GBP/USD has been declining consecutively for the last 4 weeks and one wonders where it will stop, at least for the short term. If last week is anything to go by this could be at 1.5230.  Again with the US session not in play due to the holiday GBP/USD may take a breather today to range trade between 1.5230 – 1.5330.  On an hourly chart Cable seems to claw back well after initial sell off which suggests that players are not giving up on the Pound as yet.  However on the daily chart, it seems more prudent to sell on rallies…just like its neighbour.

USD/JPY looks solid at 76.60 due to intervention threats by Japan and the top side limited by events of the world.  Perhaps opportunity could be gain by going with the flow and trading like a beginner.  Until new information is known and if we must trade this pair, look at support at 76.50-76.60 and resistance at 77.20.  Perhaps like many patient traders staying on the sideline may be a good idea for this pair for the moment and look for break outs on the downside instead (even with the threat of intervention).

January 11, 2012

German Debt Well Received No Effect on EUR

European currency markets are range bound with investors weighing up decent European data and mixed economic news, along with the prospect of key, market moving developments tomorrow including sovereign issues by Italy and Spain and an ECB rate announcement.
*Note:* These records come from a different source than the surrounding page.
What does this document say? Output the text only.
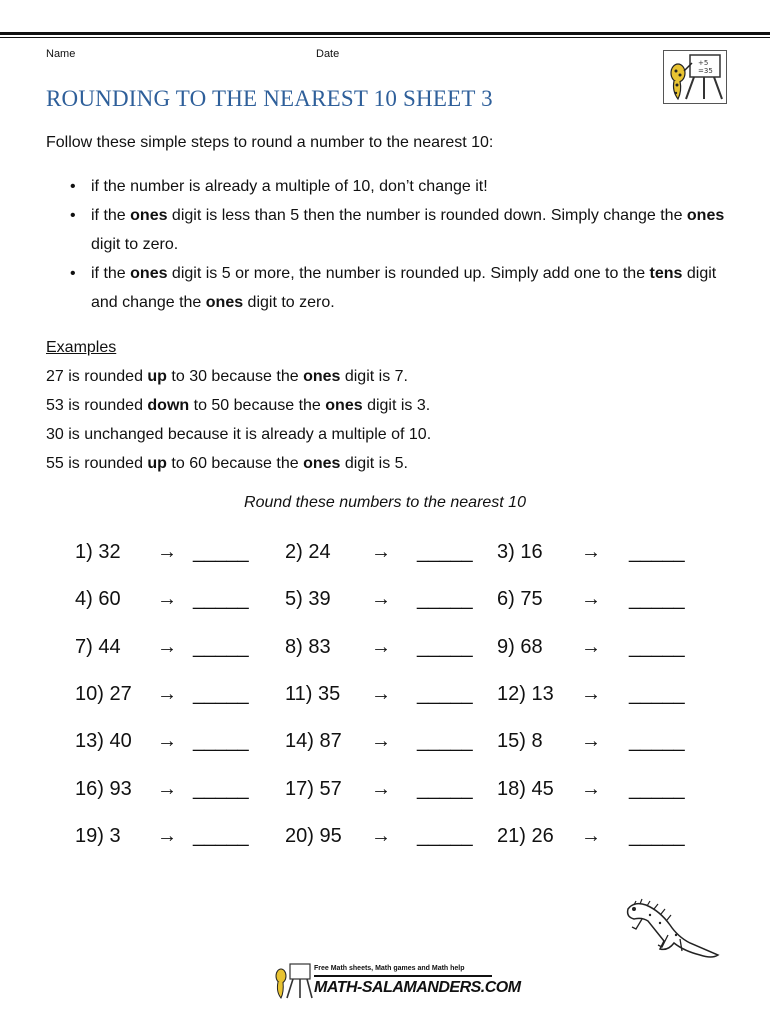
Name	Date
ROUNDING TO THE NEAREST 10 SHEET 3
+5
=35
Follow these simple steps to round a number to the nearest 10:
• if the number is already a multiple of 10, don’t change it!
• if the ones digit is less than 5 then the number is rounded down. Simply change the ones digit to zero.
• if the ones digit is 5 or more, the number is rounded up. Simply add one to the tens digit and change the ones digit to zero.
Examples
27 is rounded up to 30 because the ones digit is 7.
53 is rounded down to 50 because the ones digit is 3.
30 is unchanged because it is already a multiple of 10.
55 is rounded up to 60 because the ones digit is 5.
Round these numbers to the nearest 10
1) 32 → _____ 2) 24 → _____ 3) 16 → _____
4) 60 → _____ 5) 39 → _____ 6) 75 → _____
7) 44 → _____ 8) 83 → _____ 9) 68 → _____
10) 27 → _____ 11) 35 → _____ 12) 13 → _____
13) 40 → _____ 14) 87 → _____ 15) 8 → _____
16) 93 → _____ 17) 57 → _____ 18) 45 → _____
19) 3 → _____ 20) 95 → _____ 21) 26 → _____
Free Math sheets, Math games and Math help
MATH-SALAMANDERS.COM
The EUR is being held captive by market offers in the early 1.28’s and bids in the 1.2730’s. So far January is in danger of recording the slowest opening period for currency volatility for a New Year on record!

Germany auctioned +EUR4b of five-year debt earlier this morning while Spain and Italy will offer as much as +EUR17b in the remainder of the week. The new 2/2017’s OBL auction received solid bidding. A total of +EUR9b bids were received, well above the average of +EUR6.8b at the last three-issues. The resulting cover of 2.84 times is thus about twice the average an is the strongest in eight years. It’s no wonder we saw negative German bill yields earlier in the week! It seems that the market does not believe in an ECB rate move Thursday after last months launching of various new policy measures. The central bank is expected to stay on hold until March with no new announcements on ECB bond buying. Draghi and company are only expected to launch QE when there are “clear signs of deflation risk.”

Germany’s economy grew in line with expectations last year, as robust domestic consumption and exports offset the “affect of the Euro-zones ongoing debt crisis.” Despite finishing out the last quarter with a weak close, contracting a supposedly -0.25%, the Euro-zone’s largest economy grew +3% in price adjusted terms in 2011, following growth of +3.7% in 2010 and a -5.1% contraction in 2009. Germany is no “Atlas,” the Euro-zone remains in danger of heading into a mild recession.

In North America, the markets will shift their focus to the details of the Fed Beige Book and on speeches by Atlanta Fed President Lockhart (voter) and Philadelphia Fed President Plosser. So far this week Fed speakers, Williams and Pianalto, have given the impression that further QE operations are possible if US data turns softer again and that there is little inclination to even consider tightening among the committee despite the recent improvement in data. Lack of movement this week has been a tough pill to swallow, however, investors remain in the game.